Tenkara Reigns . . .

Tenkara Reigns Here (05 2016)

Tenkara Reigns Here
(05 2016)

Several thousand words may be contained in photographs from two days in May. Tenkara reigns at such times in such places as this average freestone trout stream fished first under full sun and bluebird sky, followed the next day by a bright gray ceiling of cloud shedding passing short showers.

Ben Feezer from R.D.O. Marketing, Inc. had earlier in the season dropped off a Fisherman’s Combo forcep-nipper-zinger-retractor set that found itself stream tested on the bank besides small glades of blooming Mayapple and in the steady stream somewhat higher than felt over the past few seasons of more feeble flows. The T-Reign nippers came into frequent use during fly pattern tests. Both 6x and 7x tippet require a tight, precise bite, which the T-Reign provided in a baker’s dozen hours on the water.
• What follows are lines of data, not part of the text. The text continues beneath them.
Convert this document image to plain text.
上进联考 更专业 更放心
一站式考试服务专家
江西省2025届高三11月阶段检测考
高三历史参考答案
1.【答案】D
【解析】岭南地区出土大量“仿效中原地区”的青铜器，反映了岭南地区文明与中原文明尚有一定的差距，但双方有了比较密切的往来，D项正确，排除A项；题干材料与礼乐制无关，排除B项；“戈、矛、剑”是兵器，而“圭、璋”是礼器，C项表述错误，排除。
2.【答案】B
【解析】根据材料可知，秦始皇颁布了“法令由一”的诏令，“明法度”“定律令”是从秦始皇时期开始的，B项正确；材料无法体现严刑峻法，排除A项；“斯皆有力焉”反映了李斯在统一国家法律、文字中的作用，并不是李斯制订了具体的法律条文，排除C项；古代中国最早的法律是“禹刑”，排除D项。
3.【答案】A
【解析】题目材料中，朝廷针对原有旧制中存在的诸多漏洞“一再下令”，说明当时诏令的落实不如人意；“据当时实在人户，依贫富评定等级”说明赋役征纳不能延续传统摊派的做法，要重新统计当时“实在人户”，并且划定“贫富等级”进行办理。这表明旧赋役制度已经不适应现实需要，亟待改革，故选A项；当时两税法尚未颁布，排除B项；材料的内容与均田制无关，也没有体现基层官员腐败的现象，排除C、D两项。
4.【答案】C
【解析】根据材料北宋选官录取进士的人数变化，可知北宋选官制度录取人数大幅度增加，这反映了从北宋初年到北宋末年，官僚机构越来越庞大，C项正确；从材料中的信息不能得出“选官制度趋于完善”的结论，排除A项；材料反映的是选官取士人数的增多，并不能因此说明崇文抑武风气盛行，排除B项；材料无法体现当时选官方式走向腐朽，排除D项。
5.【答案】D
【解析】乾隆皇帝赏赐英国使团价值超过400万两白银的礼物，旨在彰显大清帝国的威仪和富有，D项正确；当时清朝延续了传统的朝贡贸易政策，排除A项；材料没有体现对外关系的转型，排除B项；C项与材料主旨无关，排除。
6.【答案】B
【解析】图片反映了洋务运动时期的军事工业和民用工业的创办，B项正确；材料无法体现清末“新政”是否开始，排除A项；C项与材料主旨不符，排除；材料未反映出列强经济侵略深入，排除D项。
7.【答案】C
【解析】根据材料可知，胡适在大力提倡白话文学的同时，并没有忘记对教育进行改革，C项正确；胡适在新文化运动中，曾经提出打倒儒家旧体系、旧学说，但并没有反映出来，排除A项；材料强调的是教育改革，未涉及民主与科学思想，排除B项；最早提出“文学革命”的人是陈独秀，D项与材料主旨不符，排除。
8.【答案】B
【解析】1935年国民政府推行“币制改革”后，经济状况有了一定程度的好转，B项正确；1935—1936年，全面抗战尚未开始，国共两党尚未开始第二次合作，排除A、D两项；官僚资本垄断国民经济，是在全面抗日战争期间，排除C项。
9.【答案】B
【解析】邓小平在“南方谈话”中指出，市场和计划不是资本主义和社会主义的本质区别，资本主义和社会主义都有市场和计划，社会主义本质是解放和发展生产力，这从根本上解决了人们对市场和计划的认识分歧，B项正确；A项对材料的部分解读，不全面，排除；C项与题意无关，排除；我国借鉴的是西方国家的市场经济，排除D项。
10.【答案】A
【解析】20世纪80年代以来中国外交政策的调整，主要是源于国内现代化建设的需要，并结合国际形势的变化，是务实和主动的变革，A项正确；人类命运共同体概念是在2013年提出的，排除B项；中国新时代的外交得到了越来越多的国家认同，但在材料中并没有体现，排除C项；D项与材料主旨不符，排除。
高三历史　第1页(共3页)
T-REIGN Pinned In Place (05 2016)

T-REIGN Pinned In Place
(05 2016)

T-REIGN nipper and small retractor (carabiner) clipped the tag end of the knot attached to this size 14 Partridge and Olive. (05 2016)

T-REIGN nipper and small retractor (carabiner) along with size 14 Partridge and Olive.
(05 2016)

The first day, bright, clear, just a bit bit breezy, still allowed dry fly fishing as three different mayfly emerged. The March Brown, what looked to be a Hendrickson best matched by a size 18 Adams, and a very few large Sulphers.

Dry Fly Fished Upstream (05 2016)

Dry Fly Fished Upstream
(05 2016)

Deer and Herl unweighted met many sips from fallfish feeding in the surface film of the flow. The Green Guarantee and one of Ira Hainick’s Killer Bug variations met with steady interest from the same school.

This fallfish fell for this variation of Ira Hainick's Killer Bug. (05 2016)

Ira Hainick’s Killer Bug: This fallfish fell for it.
(05 2016)

Some attentive observations prove to happen in repetition in enough frequency to be at least called a pattern. One of my own: selectivity imbues the few scattered trout pods surviving the year’s spring stocking. Such hardy fish may take just two or three positions along a mile’s length of suitable stream. Deep runs or pools may be just as well as the deceptive, flat, moderate runs that get overlooked by angler’s seeking obvious honey holes. This handful of pooled spots  and riffled runs may hold one to several rainbow, brook, or brown trout, but usually rainbow. Fish acclimated to the conditions and natural forage of the given creek, fish able to survive the predator angler in stream as well as  the heron and the hawk spiraling, almost as if wrestling, in the open air above.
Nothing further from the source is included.